Before you start, make sure you have:

  • A Hugo site in a GitHub repository
  • Hugo Extended (for SCSS support)
  • A hugo.toml with baseURL set to your GitHub Pages URL:
baseURL = 'https://yourusername.github.io/your-repo-name/'

Step 1 — Enable GitHub Pages

  1. Go to your repository on GitHub
  2. Click Settings → Pages
  3. Under Source, select GitHub Actions

This tells GitHub to expect a workflow to push the built site rather than serving directly from a branch.

Step 2 — Create the GitHub Actions Workflow

Create the file .github/workflows/deploy.yml in your repository:

name: Deploy Hugo to GitHub Pages

on:
  push:
    branches:
      - main

permissions:
  contents: read
  pages: write
  id-token: write

concurrency:
  group: pages
  cancel-in-progress: false

jobs:
  build:
    runs-on: ubuntu-latest
    steps:
      - name: Checkout
        uses: actions/checkout@v4
        with:
          submodules: recursive

      - name: Setup Hugo
        uses: peaceiris/actions-hugo@v3
        with:
          hugo-version: 'latest'
          extended: true

      - name: Build
        run: hugo --minify

      - name: Upload artifact
        uses: actions/upload-pages-artifact@v3
        with:
          path: ./public

  deploy:
    environment:
      name: github-pages
      url: ${{ steps.deployment.outputs.page_url }}
    runs-on: ubuntu-latest
    needs: build
    steps:
      - name: Deploy to GitHub Pages
        id: deployment
        uses: actions/deploy-pages@v4

Step 3 — Push and Verify

Commit and push the workflow file:

git add .github/workflows/deploy.yml
git commit -m "ci: add GitHub Pages deployment workflow"
git push origin main

Go to Actions in your repository — you’ll see the workflow running.
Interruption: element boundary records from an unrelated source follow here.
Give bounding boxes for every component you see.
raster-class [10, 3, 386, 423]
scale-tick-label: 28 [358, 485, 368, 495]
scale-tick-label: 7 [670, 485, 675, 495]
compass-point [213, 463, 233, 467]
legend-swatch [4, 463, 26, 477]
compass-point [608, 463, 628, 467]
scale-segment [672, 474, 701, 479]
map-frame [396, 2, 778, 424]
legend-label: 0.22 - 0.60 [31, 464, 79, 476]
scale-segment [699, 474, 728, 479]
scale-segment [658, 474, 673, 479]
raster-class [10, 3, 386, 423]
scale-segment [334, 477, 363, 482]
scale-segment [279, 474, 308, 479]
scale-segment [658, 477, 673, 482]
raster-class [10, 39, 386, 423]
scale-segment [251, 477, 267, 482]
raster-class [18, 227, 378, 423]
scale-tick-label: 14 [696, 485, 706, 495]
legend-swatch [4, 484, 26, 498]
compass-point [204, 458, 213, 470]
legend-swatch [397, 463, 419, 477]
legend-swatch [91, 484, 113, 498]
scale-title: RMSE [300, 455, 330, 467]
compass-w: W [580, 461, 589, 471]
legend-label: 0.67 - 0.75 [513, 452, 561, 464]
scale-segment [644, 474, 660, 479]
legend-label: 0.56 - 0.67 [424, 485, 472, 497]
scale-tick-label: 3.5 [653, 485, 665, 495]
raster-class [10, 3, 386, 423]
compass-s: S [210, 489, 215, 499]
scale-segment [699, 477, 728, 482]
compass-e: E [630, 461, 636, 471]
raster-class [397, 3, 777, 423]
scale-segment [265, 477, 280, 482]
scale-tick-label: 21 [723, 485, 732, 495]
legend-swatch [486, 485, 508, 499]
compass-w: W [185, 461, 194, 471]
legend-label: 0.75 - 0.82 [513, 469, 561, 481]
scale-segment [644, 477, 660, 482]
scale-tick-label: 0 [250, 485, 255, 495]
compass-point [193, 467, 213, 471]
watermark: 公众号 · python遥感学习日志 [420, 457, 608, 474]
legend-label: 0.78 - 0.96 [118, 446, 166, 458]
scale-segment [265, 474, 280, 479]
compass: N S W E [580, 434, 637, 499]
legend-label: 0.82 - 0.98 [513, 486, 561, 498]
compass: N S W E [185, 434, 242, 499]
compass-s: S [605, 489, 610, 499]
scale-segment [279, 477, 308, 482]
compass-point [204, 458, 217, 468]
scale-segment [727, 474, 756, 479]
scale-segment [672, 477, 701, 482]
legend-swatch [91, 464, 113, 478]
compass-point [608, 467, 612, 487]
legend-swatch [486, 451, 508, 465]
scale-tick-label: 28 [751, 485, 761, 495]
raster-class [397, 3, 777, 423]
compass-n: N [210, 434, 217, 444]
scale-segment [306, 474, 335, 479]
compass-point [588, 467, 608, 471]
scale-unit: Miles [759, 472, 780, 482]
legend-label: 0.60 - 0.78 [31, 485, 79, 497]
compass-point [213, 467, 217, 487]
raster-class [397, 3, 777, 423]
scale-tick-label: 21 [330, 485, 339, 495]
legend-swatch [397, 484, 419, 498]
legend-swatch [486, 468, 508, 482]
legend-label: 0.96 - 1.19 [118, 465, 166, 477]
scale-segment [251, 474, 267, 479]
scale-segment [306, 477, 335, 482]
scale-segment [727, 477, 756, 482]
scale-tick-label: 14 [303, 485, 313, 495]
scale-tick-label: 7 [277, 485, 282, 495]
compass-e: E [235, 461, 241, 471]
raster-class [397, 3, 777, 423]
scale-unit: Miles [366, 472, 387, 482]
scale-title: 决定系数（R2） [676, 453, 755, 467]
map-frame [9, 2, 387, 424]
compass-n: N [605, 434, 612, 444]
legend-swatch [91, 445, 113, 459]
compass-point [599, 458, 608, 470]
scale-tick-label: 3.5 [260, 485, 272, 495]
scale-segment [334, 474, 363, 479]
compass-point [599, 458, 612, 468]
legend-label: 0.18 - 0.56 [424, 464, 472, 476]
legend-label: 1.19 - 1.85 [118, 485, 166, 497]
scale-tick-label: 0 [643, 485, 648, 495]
Once it completes (usually under a minute), your site will be live at https://yourusername.github.io/your-repo-name/.

How the Pipeline Works

Push to main
     ↓
GitHub Actions triggers
     ↓
Hugo Extended builds site → public/
     ↓
public/ uploaded as Pages artifact
     ↓
GitHub deploys artifact to CDN edge
     ↓
Site live at github.io URL

Handling the Base URL

If your repo is named yourusername.github.io (a user/org site), your baseURL is simply https://yourusername.github.io/.

If it’s a project repo (e.g. my-blog), the URL has a subdirectory: https://yourusername.github.io/my-blog/. Make sure Hugo’s baseURL matches exactly, otherwise CSS and links will break.

Conclusion

With GitHub Actions handling the build and deploy, your Hugo site publishes automatically on every commit. There’s no build server to maintain, no deploy keys to rotate — just push and your site updates within seconds.